Support Questions

Find answers, ask questions, and share your expertise

Falcon: ​Replication of hive partitioned tables is not working

avatar
Contributor

Replication of partitioned tables is not working, the behaviour seen is as follows.

Supposed we perform an operation such as a load table on the source cluster, when we run a cycle of Falcon replication the load is applied to the target cluster. When we run another cycle of replication the load seems to be re-applied to the target cluster for every subsequent replication cycle. This behaviour seems to happen for all operations on partitioned tables including drop partition. In the case of the drop partition the second time the operation is applied this leads to a failure as you are not able to perform the drop the second time. This behaviour leads to poor performance at times and also failures.

Is this behaviour normal? Is it a configuration issue? Any guidance for a workaround is appreciated.

Using Falcon 0.6.1.

1 ACCEPTED SOLUTION

avatar
Contributor

The Falcon issue is here: https://issues.apache.org/jira/browse/FALCON-2017

The fix will appear in Falcon version 0.10 (now part of HDP 2.5).

View solution in original post

3 REPLIES 3

avatar
Expert Contributor
@Piotr Pruski

How are you setting up replication?

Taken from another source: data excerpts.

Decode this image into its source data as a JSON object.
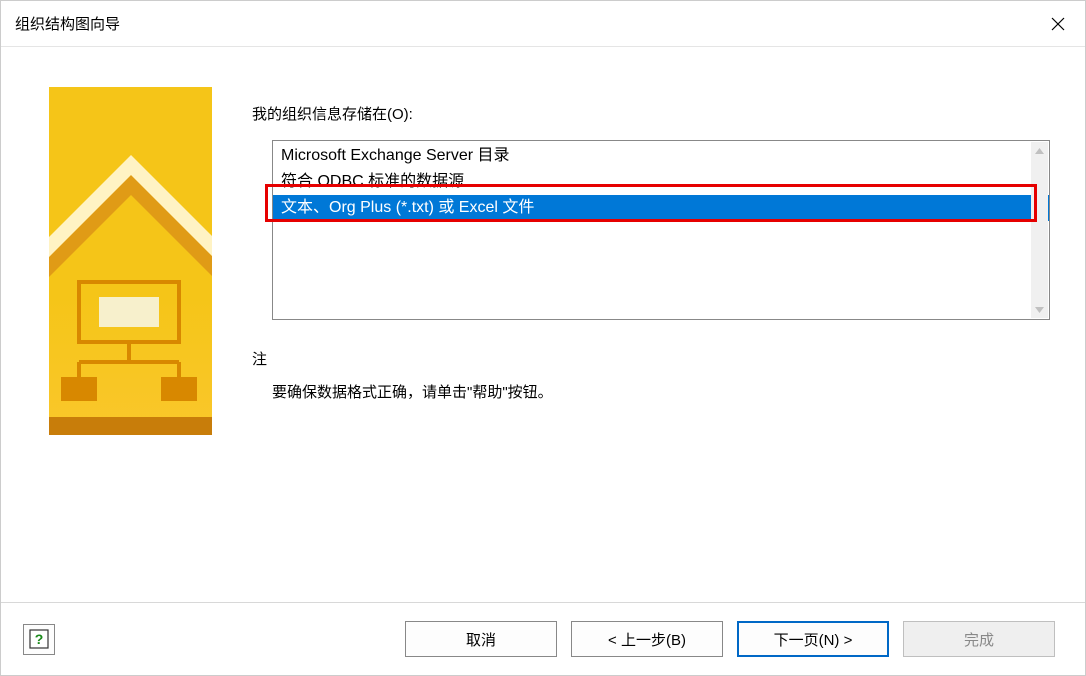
{
  "titlebar": {
    "title": "组织结构图向导"
  },
  "main": {
    "field_label": "我的组织信息存储在(O):",
    "list_items": [
      "Microsoft Exchange Server 目录",
      "符合 ODBC 标准的数据源",
      "文本、Org Plus (*.txt) 或 Excel 文件"
    ],
    "note_label": "注",
    "note_text": "要确保数据格式正确，请单击\"帮助\"按钮。"
  },
  "footer": {
    "cancel": "取消",
    "back": "< 上一步(B)",
    "next": "下一页(N) >",
    "finish": "完成"
  }
}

Is it using Feed Replication or is it using Falcon recipe. Can you please do "falcon admin -version" and share the result. Can you also share the feed entity ?

avatar
Contributor

@Balu

Using the Falcon Web UI Mirroring task.

As far as I know Falcon mirroring sat up with the UI is using Falcon recipe.

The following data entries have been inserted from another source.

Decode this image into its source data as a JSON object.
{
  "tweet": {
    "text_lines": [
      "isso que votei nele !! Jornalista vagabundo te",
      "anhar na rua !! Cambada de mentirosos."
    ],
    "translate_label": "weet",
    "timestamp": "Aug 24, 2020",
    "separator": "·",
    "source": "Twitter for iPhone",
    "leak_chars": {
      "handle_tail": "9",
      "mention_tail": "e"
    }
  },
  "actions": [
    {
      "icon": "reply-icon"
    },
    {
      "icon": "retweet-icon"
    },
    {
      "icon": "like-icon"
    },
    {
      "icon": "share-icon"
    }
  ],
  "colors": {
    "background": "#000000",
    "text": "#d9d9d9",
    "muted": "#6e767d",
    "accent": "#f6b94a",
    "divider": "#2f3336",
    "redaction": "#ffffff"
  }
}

Falcon server build version: {"properties":[{"key":"Version","value":"0.6.1.2.4.0.0-169-rc644fdced4cb1dc348b9c9c59a9960114d5ed58e"},{"key":"Mode","value":"embedded"},{"key":"Hadoop","value":"2.7.1.2.4.0.0-169-r26104d8ac833884c8776473823007f176854f2eb"},{"key":"authentication","value":"simple"}]}

Mirroring does not use Feed entity, it is using Process entity.

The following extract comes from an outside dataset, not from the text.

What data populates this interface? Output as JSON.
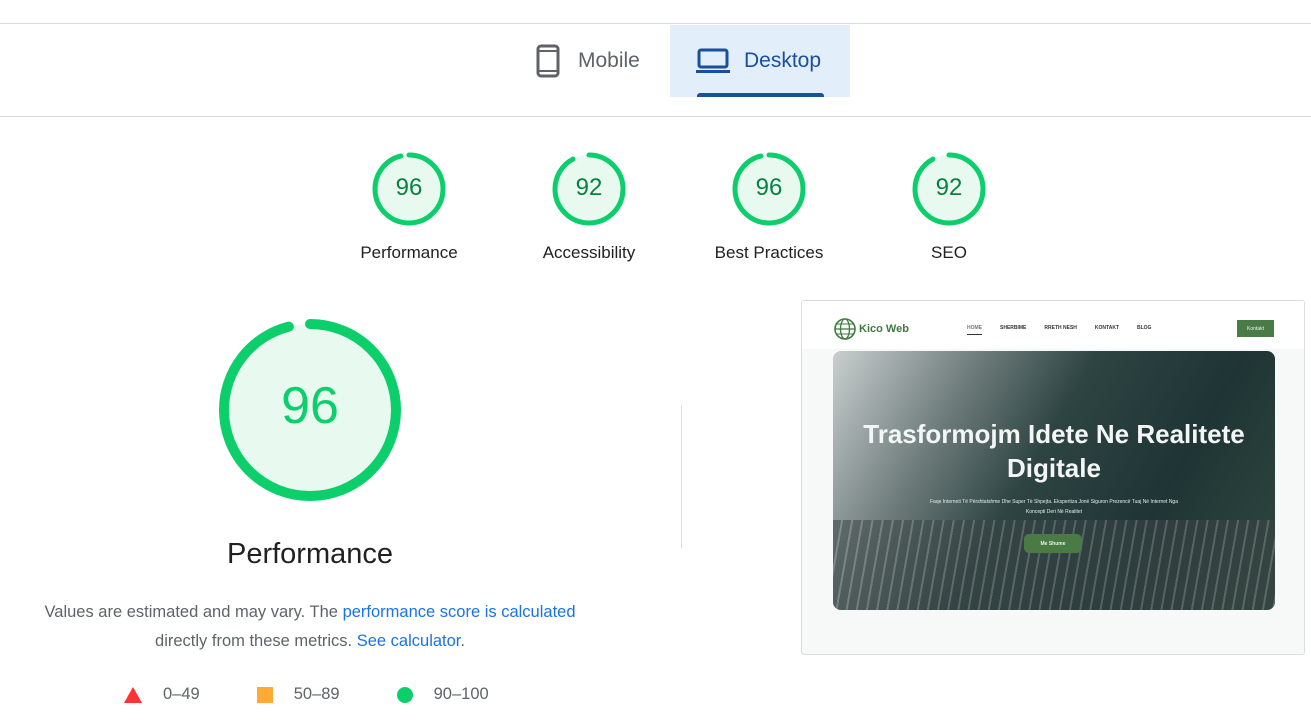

Here is an example of the unsuccessful Hive replication of a partitioned table:

<?xml version="1.0" encoding="UTF-8" standalone="yes"?>
<process name="FalcontestMirror3" xmlns="uri:falcon:process:0.1">
   <tags>_falcon_mirroring_type=HIVE</tags>
   <clusters>
       <cluster name="sca61hive5">
           <validity start="2016-05-18T14:24Z" end="2019-01-31T15:24Z"/>
       </cluster>
   </clusters>
   <parallel>1</parallel>
   <order>LAST_ONLY</order>
   <frequency>minutes(5)</frequency>
   <timezone>GMT+00:00</timezone>
   <properties>
       <property name="oozie.wf.subworkflow.classpath.inheritance" value="true"/>
       <property name="distcpMaxMaps" value="1"/>
       <property name="distcpMapBandwidth" value="100"/>
       <property name="targetCluster" value="sca60hive4"/>
       <property name="sourceCluster" value="sca61hive5"/>
       <property name="targetHiveServer2Uri" value="hive2://sca60.local:10000"/>
       <property name="sourceHiveServer2Uri" value="hive2://sca61.local:10000"/>
       <property name="sourceStagingPath" value="/user/falcontest/staging"/>
       <property name="targetStagingPath" value="/user/falcontest/staging"/>
       <property name="targetNN" value="hdfs://sca60.local:8020"/>
       <property name="sourceNN" value="hdfs://sca61.local:8020"/>
       <property name="sourceServicePrincipal" value="hive"/>
       <property name="targetServicePrincipal" value="hive"/>
       <property name="targetMetastoreUri" value="thrift://sca60.local:9083"/>
       <property name="sourceMetastoreUri" value="thrift://sca61.local:9083"/>
       <property name="sourceTable" value="tweetsplaces"/>
       <property name="sourceDatabase" value="falcontest2"/>
       <property name="maxEvents" value="10001"/>
       <property name="replicationMaxMaps" value="10"/>
       <property name="clusterForJobRun" value="sca61hive5"/>
       <property name="clusterForJobRunWriteEP" value="hdfs://sca61.local:8020"/>
       <property name="drJobName" value="FalcontestMirror3"/>
       <property name="drNotificationReceivers" value="a@b.com"/>
   </properties>
   <workflow name="falcon-dr-hive-workflow" engine="oozie" path="/apps/data-mirroring/workflows/hive-disaster-recovery-workflow.xml" lib=""/>
   <retry policy="periodic" delay="minutes(30)" attempts="3"/>
   <ACL owner="falcontest" group="hdfs" permission="0755"/>
</process>

avatar
Contributor

The Falcon issue is here: https://issues.apache.org/jira/browse/FALCON-2017

The fix will appear in Falcon version 0.10 (now part of HDP 2.5).